Structural Modification of Daptomycin to Allow Anti-Pseudomonas Activity

Period of Performance: 08/01/2016 - 07/31/2017


Phase 1 SBIR

Recipient Firm

Hsiri Therapeutics, LLC
Principal Investigator


? DESCRIPTION (provided by applicant): Pseudomonas is a common aerobic, gram-negative, coccobacillis. Current concerns with P. aeruginosa are both the frequency of the organism as a very common cause of nosocomial pneumonia and the emerging difficulty in treating it. Since the advent of antibiotics, P. aeruginosa has developed progressive resistance to the usual treatments. The siderophore (iron carrier) molecule targeting technology translates P. aeruginosa's obligate iron needs and mechanisms for iron foraging into a therapeutic agent. Bacterial iron acquisition is essential for pathogenicity and provides an attractive and little-use target for developing microbe-selective therapeutics.

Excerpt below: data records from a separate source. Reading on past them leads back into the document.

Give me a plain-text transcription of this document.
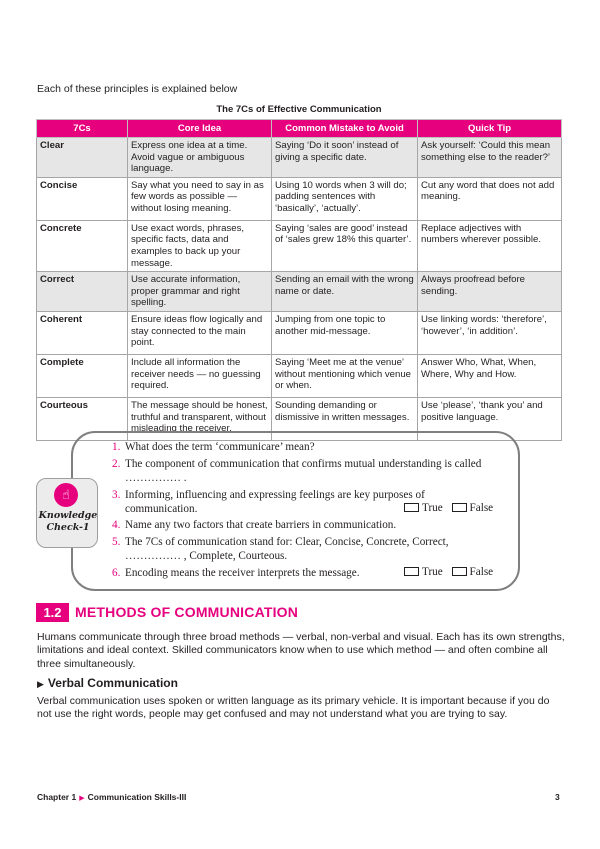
Each of these principles is explained below
The 7Cs of Effective Communication
7Cs	Core Idea	Common Mistake to Avoid	Quick Tip
Clear	Express one idea at a time. Avoid vague or ambiguous language.	Saying ‘Do it soon’ instead of giving a specific date.	Ask yourself: ‘Could this mean something else to the reader?’
Concise	Say what you need to say in as few words as possible — without losing meaning.	Using 10 words when 3 will do; padding sentences with ‘basically’, ‘actually’.	Cut any word that does not add meaning.
Concrete	Use exact words, phrases, specific facts, data and examples to back up your message.	Saying ‘sales are good’ instead of ‘sales grew 18% this quarter’.	Replace adjectives with numbers wherever possible.
Correct	Use accurate information, proper grammar and right spelling.	Sending an email with the wrong name or date.	Always proofread before sending.
Coherent	Ensure ideas flow logically and stay connected to the main point.	Jumping from one topic to another mid-message.	Use linking words: ‘therefore’, ‘however’, ‘in addition’.
Complete	Include all information the receiver needs — no guessing required.	Saying ‘Meet me at the venue’ without mentioning which venue or when.	Answer Who, What, When, Where, Why and How.
Courteous	The message should be honest, truthful and transparent, without misleading the receiver.	Sounding demanding or dismissive in written messages.	Use ‘please’, ‘thank you’ and positive language.
☝
Knowledge
Check-1
1. What does the term ‘communicare’ mean?
2. The component of communication that confirms mutual understanding is called …………… .
3. Informing, influencing and expressing feelings are key purposes of communication.	True False
4. Name any two factors that create barriers in communication.
5. The 7Cs of communication stand for: Clear, Concise, Concrete, Correct, …………… , Complete, Courteous.
6. Encoding means the receiver interprets the message.	True False
1.2 METHODS OF COMMUNICATION
Humans communicate through three broad methods — verbal, non-verbal and visual. Each has its own strengths, limitations and ideal context. Skilled communicators know when to use which method — and often combine all three simultaneously.
▶ Verbal Communication
Verbal communication uses spoken or written language as its primary vehicle. It is important because if you do not use the right words, people may get confused and may not understand what you are trying to say.
Chapter 1 ▶ Communication Skills-III	3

Because of selective siderophore recognition and transport needed for bacterial growth advantage, we will test a siderophore previously shown to be active in targeting antibiotics to pseudomonas. Many attempts at siderophore targeting have failed because of poor structural matching of the siderophore to the native ligands. Hsiri Therapeutics' chemists have put molecular recognition as the primary criterion for designing sideromycin-antibiotic conjugates. By these methods, Hsiri Therapeutics, LLC has recently demonstrated that the previously gram-positive specific antibiotic, daptomycin, can be modified for treatment against the gram-negative bacterium, Acinetobacter baumannii. This transformation was done with the addition of a targeting molecule, a siderophore compound, to the daptomycin molecule. The siderophore linked to the daptomycin was designed to be specific for acinetobacter and this specificity was achieved. In like manner, Hsiri scientists have designed an antibiotic substitution that targets Pseudomonas aeruginosa. This proposal would support the synthesis of this agent and the initial characterization of the compound in vitro and in vivo. Our approach through four specific aims will be to extend the work we have done with the tripodal catecholate - entereobactin mimetic with beta-lactam antibiotics and extend it to daptomycin. Once purified, this new molecule will be assessed with standard methods for both in vitro and in vivo activity. Additionally, detailed tolerability in mic will be evaluated with this compound and a bacterial clearance study (aka bacterial burden study) will be done to ensure full bacterial killing and clearance in an experimental murine sepsis model with pseudomonas.